Mesmo assim, a presidente do CMDCA não descarta a possibilidade de a comissão especial apurar a denúncia e encaminhar o caso para Ministério Público. “Pode ser que não seja ilegal, mas é imoral”, justifica Ronise. De acordo com ela, estava acordado entre as candidatas de que ninguém faria campanha no dia do envio das mensagens por celular. “Essas pessoas, de algum modo, desrespeitaram as regras. Muita gente recebeu as mensagens do sábado para o domingo, quando já não se podia fazer muito a respeito”, diz.

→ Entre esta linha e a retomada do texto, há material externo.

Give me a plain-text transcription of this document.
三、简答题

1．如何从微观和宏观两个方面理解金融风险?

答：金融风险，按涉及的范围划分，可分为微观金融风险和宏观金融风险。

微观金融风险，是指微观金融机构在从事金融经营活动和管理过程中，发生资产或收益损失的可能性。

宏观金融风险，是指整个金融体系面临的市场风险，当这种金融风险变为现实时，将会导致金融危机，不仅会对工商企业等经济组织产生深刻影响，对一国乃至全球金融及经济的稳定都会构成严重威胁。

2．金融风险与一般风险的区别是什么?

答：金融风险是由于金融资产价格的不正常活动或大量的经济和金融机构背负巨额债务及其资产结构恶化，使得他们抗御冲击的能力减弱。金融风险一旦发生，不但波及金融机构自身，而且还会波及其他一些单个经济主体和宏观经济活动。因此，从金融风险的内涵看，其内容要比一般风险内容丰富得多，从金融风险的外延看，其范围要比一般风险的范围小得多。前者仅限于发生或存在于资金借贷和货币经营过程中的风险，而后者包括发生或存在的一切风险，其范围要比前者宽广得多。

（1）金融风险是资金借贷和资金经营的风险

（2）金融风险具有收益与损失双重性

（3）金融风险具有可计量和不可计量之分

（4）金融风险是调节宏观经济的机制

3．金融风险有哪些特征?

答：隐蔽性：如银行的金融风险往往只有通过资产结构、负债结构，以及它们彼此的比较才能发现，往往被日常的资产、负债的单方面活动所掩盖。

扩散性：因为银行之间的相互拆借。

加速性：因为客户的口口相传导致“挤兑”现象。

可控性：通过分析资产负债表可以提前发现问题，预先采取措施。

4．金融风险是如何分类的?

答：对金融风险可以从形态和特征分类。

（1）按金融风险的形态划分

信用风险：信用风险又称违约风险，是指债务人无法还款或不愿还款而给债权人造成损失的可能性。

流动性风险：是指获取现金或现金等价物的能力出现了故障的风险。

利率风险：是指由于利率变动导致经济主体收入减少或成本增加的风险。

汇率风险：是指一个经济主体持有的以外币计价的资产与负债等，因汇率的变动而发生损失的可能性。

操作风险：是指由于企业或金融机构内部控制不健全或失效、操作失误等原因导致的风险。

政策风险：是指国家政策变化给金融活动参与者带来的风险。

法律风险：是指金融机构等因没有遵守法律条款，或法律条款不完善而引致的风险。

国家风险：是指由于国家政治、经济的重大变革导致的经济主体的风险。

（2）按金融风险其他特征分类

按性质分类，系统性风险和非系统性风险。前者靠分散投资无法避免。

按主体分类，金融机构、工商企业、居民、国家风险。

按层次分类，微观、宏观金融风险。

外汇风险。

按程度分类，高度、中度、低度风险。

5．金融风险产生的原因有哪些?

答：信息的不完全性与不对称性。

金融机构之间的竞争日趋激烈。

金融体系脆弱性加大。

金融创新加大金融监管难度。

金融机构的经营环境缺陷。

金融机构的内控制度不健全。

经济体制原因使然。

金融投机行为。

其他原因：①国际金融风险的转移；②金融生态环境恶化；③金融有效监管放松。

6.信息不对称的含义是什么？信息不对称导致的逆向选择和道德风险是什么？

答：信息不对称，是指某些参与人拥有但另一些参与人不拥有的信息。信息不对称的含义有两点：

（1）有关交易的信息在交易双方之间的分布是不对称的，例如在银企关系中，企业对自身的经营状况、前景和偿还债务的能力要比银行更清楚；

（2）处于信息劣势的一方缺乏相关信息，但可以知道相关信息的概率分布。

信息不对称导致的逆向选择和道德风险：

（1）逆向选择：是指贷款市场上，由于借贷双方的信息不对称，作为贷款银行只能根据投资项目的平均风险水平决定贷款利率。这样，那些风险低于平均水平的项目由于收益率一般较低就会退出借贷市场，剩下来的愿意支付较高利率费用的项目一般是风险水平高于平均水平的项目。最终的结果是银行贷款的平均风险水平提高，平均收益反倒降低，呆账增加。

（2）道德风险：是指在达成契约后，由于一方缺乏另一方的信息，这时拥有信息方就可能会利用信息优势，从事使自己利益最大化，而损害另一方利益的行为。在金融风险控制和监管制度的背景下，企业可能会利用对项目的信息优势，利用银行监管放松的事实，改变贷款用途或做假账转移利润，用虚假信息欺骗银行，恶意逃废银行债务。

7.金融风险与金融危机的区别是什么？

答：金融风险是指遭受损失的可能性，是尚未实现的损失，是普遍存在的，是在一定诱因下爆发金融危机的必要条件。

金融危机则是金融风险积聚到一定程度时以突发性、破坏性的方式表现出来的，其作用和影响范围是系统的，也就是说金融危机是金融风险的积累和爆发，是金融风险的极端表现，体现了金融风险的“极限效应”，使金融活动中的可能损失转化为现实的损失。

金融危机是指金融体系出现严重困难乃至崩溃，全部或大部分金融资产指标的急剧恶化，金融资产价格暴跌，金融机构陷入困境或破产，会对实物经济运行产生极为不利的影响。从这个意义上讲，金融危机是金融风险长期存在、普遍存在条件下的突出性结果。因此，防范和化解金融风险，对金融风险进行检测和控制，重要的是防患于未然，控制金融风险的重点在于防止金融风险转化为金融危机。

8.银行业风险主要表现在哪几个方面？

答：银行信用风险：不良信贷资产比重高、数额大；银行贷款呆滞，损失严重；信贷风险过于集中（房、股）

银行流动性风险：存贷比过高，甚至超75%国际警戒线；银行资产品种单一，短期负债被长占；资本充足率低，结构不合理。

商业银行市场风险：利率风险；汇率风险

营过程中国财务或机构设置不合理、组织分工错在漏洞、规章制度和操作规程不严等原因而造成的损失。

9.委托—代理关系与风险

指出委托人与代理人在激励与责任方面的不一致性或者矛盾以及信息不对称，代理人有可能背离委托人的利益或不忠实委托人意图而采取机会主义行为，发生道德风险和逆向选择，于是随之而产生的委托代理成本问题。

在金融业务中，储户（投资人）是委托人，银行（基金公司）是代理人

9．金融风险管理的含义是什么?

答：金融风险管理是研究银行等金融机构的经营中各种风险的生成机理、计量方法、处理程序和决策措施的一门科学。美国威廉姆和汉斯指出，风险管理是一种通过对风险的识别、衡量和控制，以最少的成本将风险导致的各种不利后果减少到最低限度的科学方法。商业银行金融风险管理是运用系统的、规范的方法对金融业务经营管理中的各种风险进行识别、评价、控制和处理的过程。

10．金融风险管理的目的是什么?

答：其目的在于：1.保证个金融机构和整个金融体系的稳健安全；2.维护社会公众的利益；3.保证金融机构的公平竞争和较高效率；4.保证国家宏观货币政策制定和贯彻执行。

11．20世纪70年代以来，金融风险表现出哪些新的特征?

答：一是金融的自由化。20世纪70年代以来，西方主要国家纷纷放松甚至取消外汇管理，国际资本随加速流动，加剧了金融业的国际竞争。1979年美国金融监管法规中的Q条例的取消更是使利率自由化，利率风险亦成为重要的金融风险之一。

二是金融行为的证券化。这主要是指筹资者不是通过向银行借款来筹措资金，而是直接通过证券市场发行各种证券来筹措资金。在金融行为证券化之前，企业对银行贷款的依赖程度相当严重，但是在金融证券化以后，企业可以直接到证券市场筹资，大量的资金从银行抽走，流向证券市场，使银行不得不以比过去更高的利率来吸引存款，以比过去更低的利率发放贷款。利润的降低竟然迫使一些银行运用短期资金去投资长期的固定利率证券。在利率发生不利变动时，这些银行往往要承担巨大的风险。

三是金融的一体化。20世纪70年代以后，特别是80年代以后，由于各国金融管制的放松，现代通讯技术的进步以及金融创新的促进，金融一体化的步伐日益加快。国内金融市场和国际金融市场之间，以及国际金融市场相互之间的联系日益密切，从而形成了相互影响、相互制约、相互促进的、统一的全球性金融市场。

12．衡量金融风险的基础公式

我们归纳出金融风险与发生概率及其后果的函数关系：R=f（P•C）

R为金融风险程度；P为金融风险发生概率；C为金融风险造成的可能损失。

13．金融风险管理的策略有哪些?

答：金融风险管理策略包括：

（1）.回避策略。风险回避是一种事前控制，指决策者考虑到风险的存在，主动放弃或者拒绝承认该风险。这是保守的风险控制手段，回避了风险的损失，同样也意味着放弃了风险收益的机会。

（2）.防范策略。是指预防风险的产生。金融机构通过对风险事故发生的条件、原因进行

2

Na opinião de Ronise, “… é difícil uma pessoa saber que está na suplência, sendo que podia estar eleita, mas não está porque fez tudo certinho”. E ela garante que em próximos pleitos, essas “lacunas” nas regras serão preenchidas de modo a evitar que pessoas levem vantagens, “não previstas no edital”, sobre as outras. Ronise observa que outra coisa a ser avaliada é o apadrinhamento de gente de vários segmentos a alguns candidatos.